Nosso próprio tempo (Parte 04/08)



— Quando você está apaixonada e esperando o telefonema de seu namorado, pode ser que você “ouça” a noite inteira que ele não telefona para você. O fato de ele não telefonar é exatamente o que você registra o tempo todo. Se você vai buscar seu namorado na estação ferroviária e está numa plataforma tão cheia de gente que não consegue encontrá-lo, pode estar certa de que você não enxerga todas essas pessoas. Elas incomodam, mas são irrelevantes para você. Você pode achá-las antipáticas, ou mesmo repugnantes. Elas tomam tanto espaço… Mas a única coisa que você registra é que ele não está ali.   

— Entendo.
— Simone de Beauvoir tentou aplicar o existencialismo à análise dos papéis sexuais. Sartre já havia dito que o homem não possui uma natureza eterna a que possa recorrer. Somos nós que criamos aquilo que somos.
— Sim?
— O mesmo vale para a questão dos papéis sexuais. Simone de Beauvoir mostrou que não existe uma “natureza feminina” ou uma “natureza masculina” eternas, ao contrário do que tradicionalmente rezava o senso comum. Sempre se afirmou, por exemplo, que a natureza do homem seria uma natureza “transcendente”, ou seja, algo que o leva a ultrapassar fronteiras. Isto explicaria por que o homem sempre se sentiu impelido a buscar um sentido e um objetivo fora de casa. Da mulher, por outro lado, sempre se disse que sua vida se orienta no sentido exatamente oposto. A natureza da mulher seria uma natureza “imanente”, o que significa que ela teria uma tendência a continuar no mesmo lugar em que já se encontra. Conseqüentemente, à mulher caberia cuidar da família, do meio ambiente e das coisas à sua volta. Hoje em dia costuma-se dizer que as mulheres estão mais aptas a lidar com os chamados “valores suaves” do que os homens.
— Simone de Beauvoir quis mesmo dizer isto?
— Não. Desta vez, excepcionalmente, você parece não ter ouvido direito o que eu disse. Simone de Beauvoir disse exatamente que não existe nem uma natureza feminina, nem uma natureza masculina. Ao contrário: ela acreditava que as mulheres e os homens tinham de se libertar impreterivelmente desses preconceitos e ideais fortemente arraigados.
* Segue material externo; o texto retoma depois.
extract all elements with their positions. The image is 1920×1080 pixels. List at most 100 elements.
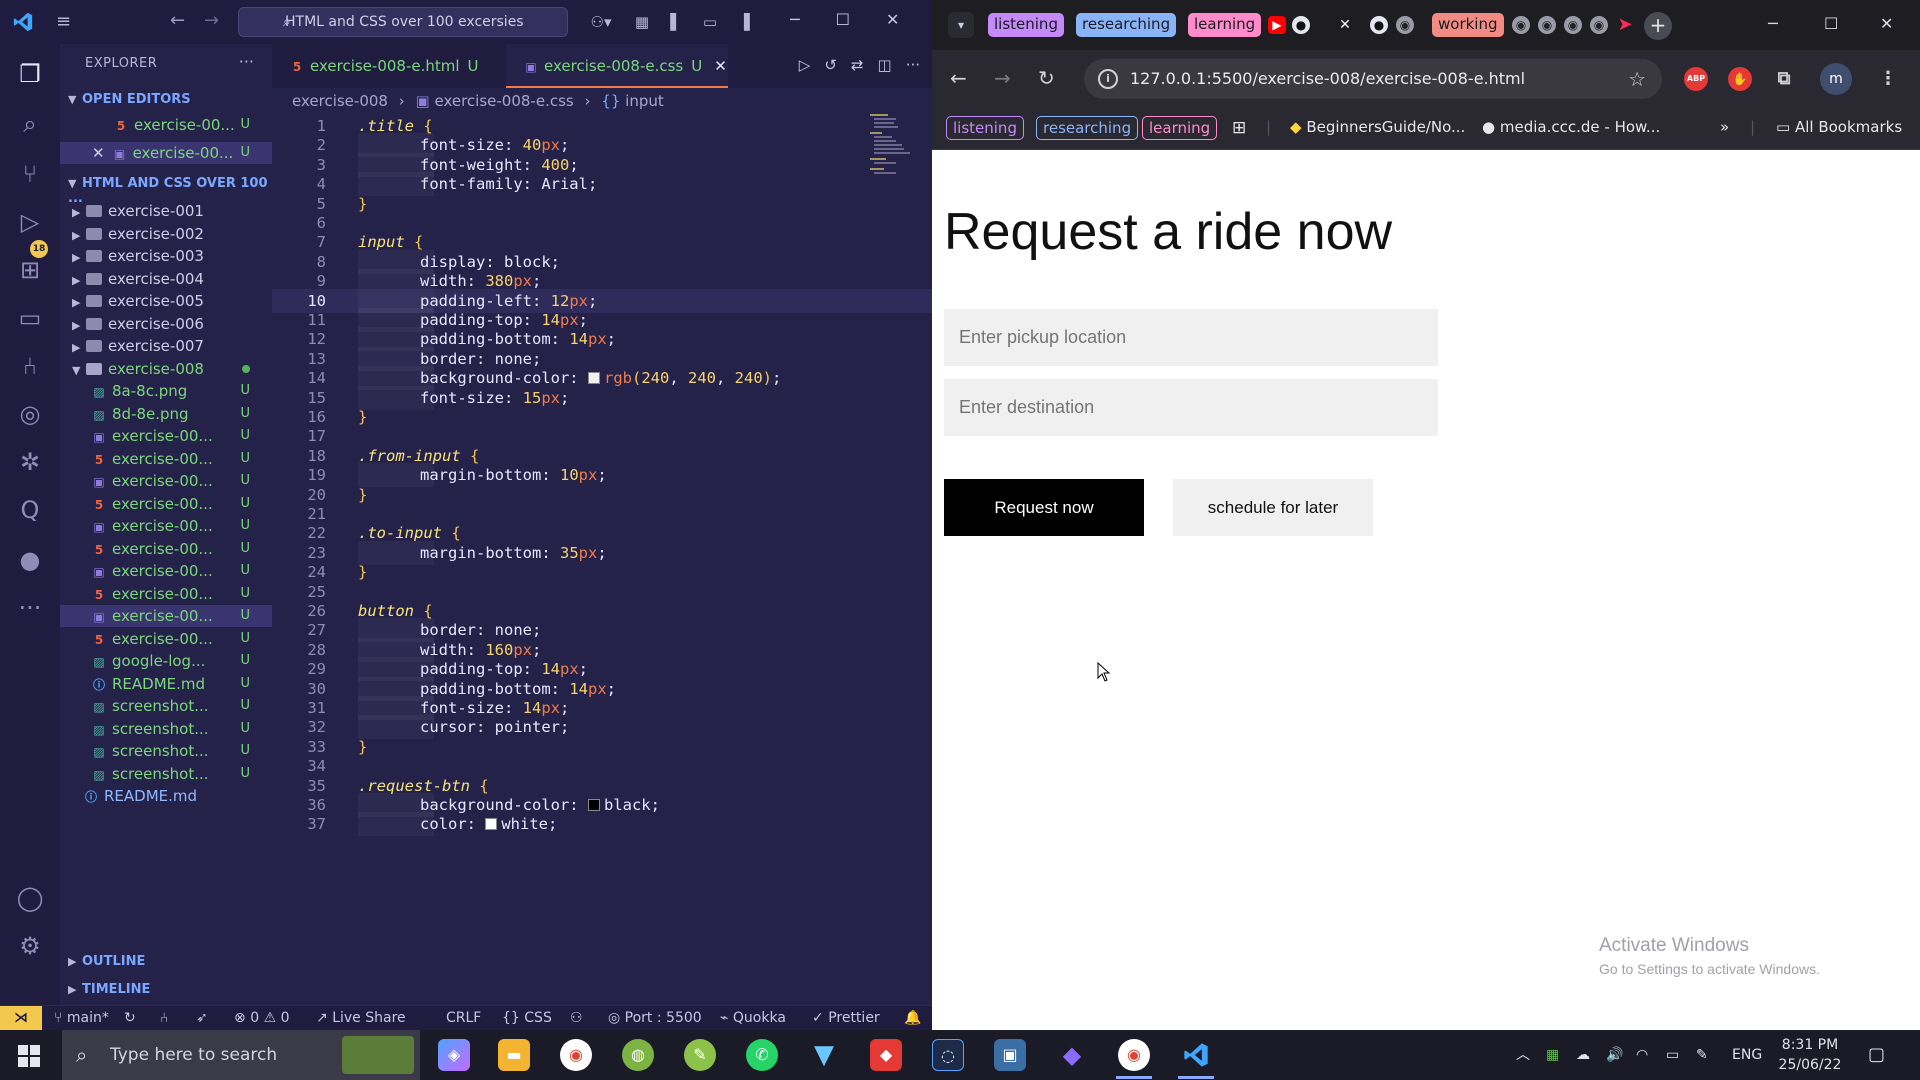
file-item[interactable]: 5 exercise-00... U xyxy=(60,538,272,560)
forward-arrow-icon[interactable]: → xyxy=(204,10,219,31)
bookmark-group-learning[interactable]: learning xyxy=(1142,116,1218,140)
file-item[interactable]: ▣ exercise-00... U xyxy=(60,560,272,582)
extensions-icon[interactable]: ⊞ xyxy=(14,254,46,286)
file-item[interactable]: 5 exercise-00... U xyxy=(60,628,272,650)
customize-layout-icon[interactable]: ▦ xyxy=(632,12,652,32)
taskbar-search[interactable]: ⌕ Type here to search xyxy=(62,1030,420,1080)
branch-indicator[interactable]: ⑂ main* xyxy=(54,1006,109,1031)
hand-extension-icon[interactable]: ✋ xyxy=(1728,67,1752,91)
bookmark-group-listening[interactable]: listening xyxy=(946,116,1024,140)
color-swatch[interactable] xyxy=(587,799,600,811)
split-editor-icon[interactable]: ◫ xyxy=(878,56,892,74)
folder-item[interactable]: ▶ exercise-004 xyxy=(60,268,272,290)
notifications-icon[interactable]: 🔔 xyxy=(904,1006,921,1031)
chrome-app-icon[interactable]: ◉ xyxy=(1118,1039,1150,1071)
folder-item[interactable]: ▶ exercise-003 xyxy=(60,245,272,267)
file-item[interactable]: ▣ exercise-00... U xyxy=(60,515,272,537)
remote-explorer-icon[interactable]: ▭ xyxy=(14,302,46,334)
profile-avatar[interactable]: m xyxy=(1820,63,1852,95)
chrome-tab-icon[interactable]: ◉ xyxy=(1512,16,1530,34)
extensions-puzzle-icon[interactable]: ⧉ xyxy=(1772,67,1796,91)
maximize-icon[interactable]: ☐ xyxy=(836,10,850,29)
reload-icon[interactable]: ↻ xyxy=(1038,66,1055,90)
github-icon[interactable]: ● xyxy=(14,544,46,576)
obsidian-icon[interactable]: ◆ xyxy=(1056,1039,1088,1071)
file-item[interactable]: 5 exercise-00... U xyxy=(60,493,272,515)
folder-item[interactable]: ▶ exercise-005 xyxy=(60,290,272,312)
youtube-tab-icon[interactable]: ▶ xyxy=(1268,16,1286,34)
windows-start-icon[interactable] xyxy=(18,1045,40,1067)
toggle-panel-icon[interactable]: ▭ xyxy=(700,12,720,32)
toggle-sidebar-icon[interactable]: ▌ xyxy=(666,12,686,32)
file-item[interactable]: ▨ screenshot... U xyxy=(60,718,272,740)
tab-group-researching[interactable]: researching xyxy=(1076,13,1177,37)
notification-center-icon[interactable]: ▢ xyxy=(1868,1030,1885,1080)
app-tab-icon[interactable]: ➤ xyxy=(1616,16,1634,34)
dark-app-icon[interactable]: ◌ xyxy=(932,1039,964,1071)
forward-arrow-icon[interactable]: → xyxy=(994,66,1011,90)
folder-item[interactable]: ▶ exercise-001 xyxy=(60,200,272,222)
settings-gear-icon[interactable]: ⚙ xyxy=(14,930,46,962)
github-tab-icon[interactable]: ● xyxy=(1370,16,1388,34)
git-graph-icon[interactable]: ⑃ xyxy=(160,1006,168,1031)
close-tab-icon[interactable]: ✕ xyxy=(714,57,727,75)
chrome-tab-icon[interactable]: ◉ xyxy=(1564,16,1582,34)
bookmark-item[interactable]: ● media.ccc.de - How... xyxy=(1482,118,1660,136)
file-item[interactable]: ▨ 8a-8c.png U xyxy=(60,380,272,402)
wifi-icon[interactable]: ◠ xyxy=(1636,1030,1648,1080)
history-icon[interactable]: ↺ xyxy=(824,56,837,74)
quokka-indicator[interactable]: ⌁ Quokka xyxy=(720,1006,786,1031)
vscode-app-icon[interactable] xyxy=(1180,1039,1212,1071)
copilot-status-icon[interactable]: ⚇ xyxy=(570,1006,583,1031)
source-control-icon[interactable]: ⑂ xyxy=(14,158,46,190)
problems-indicator[interactable]: ⊗ 0 ⚠ 0 xyxy=(234,1006,290,1031)
menu-icon[interactable]: ≡ xyxy=(56,12,76,32)
bookmark-star-icon[interactable]: ☆ xyxy=(1628,59,1646,99)
minimize-icon[interactable]: ─ xyxy=(790,10,800,29)
folder-item[interactable]: ▶ exercise-007 xyxy=(60,335,272,357)
file-item[interactable]: ▨ screenshot... U xyxy=(60,740,272,762)
more-actions-icon[interactable]: ··· xyxy=(239,52,254,71)
prettier-indicator[interactable]: ✓ Prettier xyxy=(812,1006,880,1031)
more-bookmarks-chevron-icon[interactable]: » xyxy=(1720,118,1729,136)
vpn-app-icon[interactable]: ▼ xyxy=(808,1039,840,1071)
close-icon[interactable]: ✕ xyxy=(92,144,105,162)
copilot-icon[interactable]: ⚇▾ xyxy=(584,12,618,32)
folder-item-open[interactable]: ▼ exercise-008 xyxy=(60,358,272,380)
file-item[interactable]: 5 exercise-00... U xyxy=(60,448,272,470)
new-tab-plus-icon[interactable]: + xyxy=(1644,12,1672,40)
file-item[interactable]: ▨ screenshot... U xyxy=(60,695,272,717)
show-hidden-icons-chevron-icon[interactable]: ︿ xyxy=(1516,1030,1530,1080)
tab-group-working[interactable]: working xyxy=(1432,13,1504,37)
file-item[interactable]: ▣ exercise-00... U xyxy=(60,470,272,492)
close-icon[interactable]: ✕ xyxy=(1880,14,1893,33)
sync-icon[interactable]: ↻ xyxy=(124,1006,136,1031)
outline-section[interactable]: ▶ OUTLINE xyxy=(68,954,145,969)
chrome-tab-icon[interactable]: ◉ xyxy=(1538,16,1556,34)
toggle-secondary-sidebar-icon[interactable]: ▐ xyxy=(734,12,754,32)
folder-item[interactable]: ▶ exercise-002 xyxy=(60,223,272,245)
back-arrow-icon[interactable]: ← xyxy=(170,10,185,31)
clock[interactable]: 8:31 PM 25/06/22 xyxy=(1770,1035,1850,1075)
tab-search-chevron-icon[interactable]: ▾ xyxy=(948,12,974,38)
back-arrow-icon[interactable]: ← xyxy=(950,66,967,90)
all-bookmarks-button[interactable]: ▭ All Bookmarks xyxy=(1776,118,1902,136)
language-indicator[interactable]: {} CSS xyxy=(502,1006,552,1031)
remote-indicator-icon[interactable]: ⋊ xyxy=(0,1006,42,1031)
open-editor-item[interactable]: 5 exercise-00... U xyxy=(60,114,272,136)
color-swatch[interactable] xyxy=(485,818,498,831)
open-editor-item[interactable]: ✕ ▣ exercise-00... U xyxy=(60,142,272,164)
chrome-tab-icon[interactable]: ◉ xyxy=(1396,16,1414,34)
file-item[interactable]: ▣ exercise-00... U xyxy=(60,425,272,447)
github-tab-icon[interactable]: ● xyxy=(1292,16,1310,34)
site-info-icon[interactable]: i xyxy=(1098,69,1118,89)
android-app-icon[interactable]: ◍ xyxy=(622,1039,654,1071)
account-icon[interactable]: ◯ xyxy=(14,882,46,914)
open-editors-section[interactable]: ▼ OPEN EDITORS xyxy=(68,92,191,107)
bookmark-group-researching[interactable]: researching xyxy=(1036,116,1139,140)
tab-html[interactable]: 5 exercise-008-e.html U xyxy=(272,44,506,88)
copilot-app-icon[interactable]: ◈ xyxy=(438,1039,470,1071)
kubernetes-icon[interactable]: ✲ xyxy=(14,446,46,478)
chrome-app-icon[interactable]: ◉ xyxy=(560,1039,592,1071)
bookmark-item[interactable]: ◆ BeginnersGuide/No... xyxy=(1290,118,1465,136)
— Concordo com ela de todo o coração.
— Seu livro mais importante foi publicado em 1949 e tinha o título de O segundo sexo.
— O que ela queria dizer com isto?
— Ela estava pensando na mulher. Na nossa cultura, a mulher tinha sido transformada num “segundo sexo”. Só o homem aparecia como sujeito desta cultura. A mulher, ao contrário, fora transformada em objeto do homem. Dessa forma, lhe haviam tirado a responsabilidade por sua própria vida.
— E então?
— Para Simone de Beauvoir, a mulher precisa reconquistar esta responsabilidade. Ela precisa se reencontrar consigo mesma e não pode simplesmente aliar sua identidade à de seu marido. Isto porque não é só o homem que reprime a mulher. A própria mulher se reprime quando não assume a responsabilidade por sua própria vida.
— Quer dizer que somos nós mesmas que decidimos até que ponto podemos ser livres e independentes?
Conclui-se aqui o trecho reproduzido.